"skin current"

g-and-h_electric

Senior Member
Location
northern illinois
Occupation
supervising electrician
Hey guys, need some help with the concept of "skin current".

I fully understand that the electric current flows on the outside of a solid conductor (AKA skin current). The technicians at TRANE CO ( HVAC equipment) told our service manager that the 2 wire CAN BUS data leads from a communicating heat pump cannot be spliced with a wirenut, as twisting the ends together disrupts the skin currents. This I do not understand, I can understand if it has something to do with the twists and all like a 4 pair CAT 5 cable, but just a simple twisted splice??? The tech, did not offer an alternative splicing method.

Anyone have any ideas? Is the tech a bit mistaken?


Howard
 
Has nothing to do with skin effect. Skin effect causes current to flow along the surface of the conductor. The amount of current in a CAN bus circuit is low enough that it just does not matter.

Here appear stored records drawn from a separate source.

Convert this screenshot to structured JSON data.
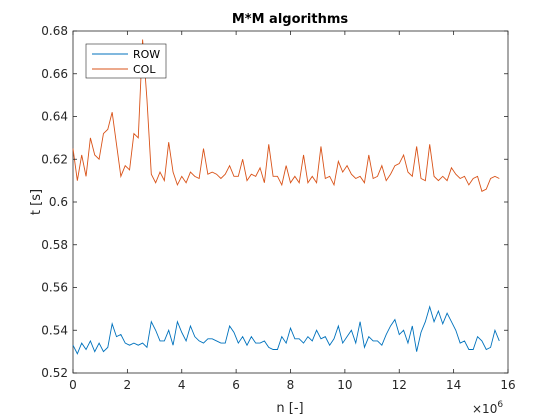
{
  "chart_data": {
    "type": "line",
    "title": "M*M algorithms",
    "xlabel": "n [-]",
    "ylabel": "t [s]",
    "x_exponent_base": "×10",
    "x_exponent_power": "6",
    "xlim": [
      0,
      16
    ],
    "ylim": [
      0.52,
      0.68
    ],
    "x_ticks": [
      0,
      2,
      4,
      6,
      8,
      10,
      12,
      14,
      16
    ],
    "x_tick_labels": [
      "0",
      "2",
      "4",
      "6",
      "8",
      "10",
      "12",
      "14",
      "16"
    ],
    "y_ticks": [
      0.52,
      0.54,
      0.56,
      0.58,
      0.6,
      0.62,
      0.64,
      0.66,
      0.68
    ],
    "y_tick_labels": [
      "0.52",
      "0.54",
      "0.56",
      "0.58",
      "0.6",
      "0.62",
      "0.64",
      "0.66",
      "0.68"
    ],
    "grid": false,
    "legend_position": "top-left",
    "x": [
      0.0,
      0.16,
      0.32,
      0.48,
      0.64,
      0.8,
      0.96,
      1.12,
      1.28,
      1.44,
      1.6,
      1.76,
      1.92,
      2.08,
      2.24,
      2.4,
      2.56,
      2.72,
      2.88,
      3.04,
      3.2,
      3.36,
      3.52,
      3.68,
      3.84,
      4.0,
      4.16,
      4.32,
      4.48,
      4.64,
      4.8,
      4.96,
      5.12,
      5.28,
      5.44,
      5.6,
      5.76,
      5.92,
      6.08,
      6.24,
      6.4,
      6.56,
      6.72,
      6.88,
      7.04,
      7.2,
      7.36,
      7.52,
      7.68,
      7.84,
      8.0,
      8.16,
      8.32,
      8.48,
      8.64,
      8.8,
      8.96,
      9.12,
      9.28,
      9.44,
      9.6,
      9.76,
      9.92,
      10.08,
      10.24,
      10.4,
      10.56,
      10.72,
      10.88,
      11.04,
      11.2,
      11.36,
      11.52,
      11.68,
      11.84,
      12.0,
      12.16,
      12.32,
      12.48,
      12.64,
      12.8,
      12.96,
      13.12,
      13.28,
      13.44,
      13.6,
      13.76,
      13.92,
      14.08,
      14.24,
      14.4,
      14.56,
      14.72,
      14.88,
      15.04,
      15.2,
      15.36,
      15.52,
      15.68
    ],
    "series": [
      {
        "name": "ROW",
        "color": "#0072BD",
        "values": [
          0.533,
          0.529,
          0.534,
          0.531,
          0.535,
          0.53,
          0.534,
          0.53,
          0.532,
          0.543,
          0.537,
          0.538,
          0.534,
          0.533,
          0.534,
          0.533,
          0.534,
          0.532,
          0.544,
          0.54,
          0.535,
          0.535,
          0.54,
          0.533,
          0.544,
          0.539,
          0.535,
          0.542,
          0.537,
          0.535,
          0.534,
          0.536,
          0.536,
          0.535,
          0.534,
          0.534,
          0.542,
          0.539,
          0.534,
          0.537,
          0.533,
          0.537,
          0.534,
          0.534,
          0.535,
          0.532,
          0.531,
          0.531,
          0.537,
          0.534,
          0.541,
          0.536,
          0.536,
          0.534,
          0.537,
          0.535,
          0.54,
          0.536,
          0.537,
          0.533,
          0.536,
          0.542,
          0.534,
          0.537,
          0.54,
          0.534,
          0.544,
          0.532,
          0.537,
          0.535,
          0.535,
          0.533,
          0.538,
          0.542,
          0.545,
          0.538,
          0.54,
          0.534,
          0.542,
          0.53,
          0.539,
          0.544,
          0.551,
          0.544,
          0.549,
          0.543,
          0.548,
          0.544,
          0.54,
          0.534,
          0.535,
          0.531,
          0.531,
          0.537,
          0.535,
          0.531,
          0.532,
          0.54,
          0.535
        ]
      },
      {
        "name": "COL",
        "color": "#D95319",
        "values": [
          0.625,
          0.61,
          0.622,
          0.612,
          0.63,
          0.622,
          0.62,
          0.632,
          0.634,
          0.642,
          0.627,
          0.612,
          0.617,
          0.615,
          0.632,
          0.63,
          0.676,
          0.648,
          0.613,
          0.609,
          0.614,
          0.61,
          0.628,
          0.614,
          0.608,
          0.612,
          0.609,
          0.614,
          0.612,
          0.611,
          0.625,
          0.613,
          0.614,
          0.613,
          0.611,
          0.613,
          0.617,
          0.612,
          0.612,
          0.62,
          0.61,
          0.613,
          0.612,
          0.616,
          0.609,
          0.627,
          0.612,
          0.612,
          0.608,
          0.617,
          0.609,
          0.612,
          0.609,
          0.622,
          0.609,
          0.612,
          0.609,
          0.626,
          0.611,
          0.612,
          0.608,
          0.619,
          0.614,
          0.617,
          0.613,
          0.611,
          0.612,
          0.609,
          0.622,
          0.611,
          0.612,
          0.617,
          0.61,
          0.613,
          0.617,
          0.618,
          0.622,
          0.614,
          0.612,
          0.626,
          0.611,
          0.61,
          0.627,
          0.612,
          0.61,
          0.612,
          0.61,
          0.616,
          0.613,
          0.611,
          0.612,
          0.608,
          0.611,
          0.612,
          0.605,
          0.606,
          0.611,
          0.612,
          0.611
        ]
      }
    ]
  }
}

A splice made with a wire nut will likely work at least most of the time, especially if it is a short distance, but the splice may also create reflections in the conductors that can interfere with communications.
 
If both wires in the pair are cut to the same length, and twisted into 2 wire nuts the same amount so that the twist of the wires are generally laid the same, and twist mostly maintained, it will work fine.

CAN bus is a very resilient method and you can get away with a lot worse than this.

It would be no different than a branch/stub teed off the pair that goes to some device/node, and those taps are a lot longer than the length of a wire nut.
 
Back to the original question...
The "skin effect" or skin current is directly related to the frequency- a DC current will use the entire cross-section of the conductor whereas at 60Hz the skin is about a third of an inch (so is almost irrelevant to most line voltage wiring). A high-speed CAN bus could be up to 1mb/s or a skin depth of about 0.0026", and a 24g wire is about 0.0220".

That aside, as the other folks say it won't matter much it it matters at all.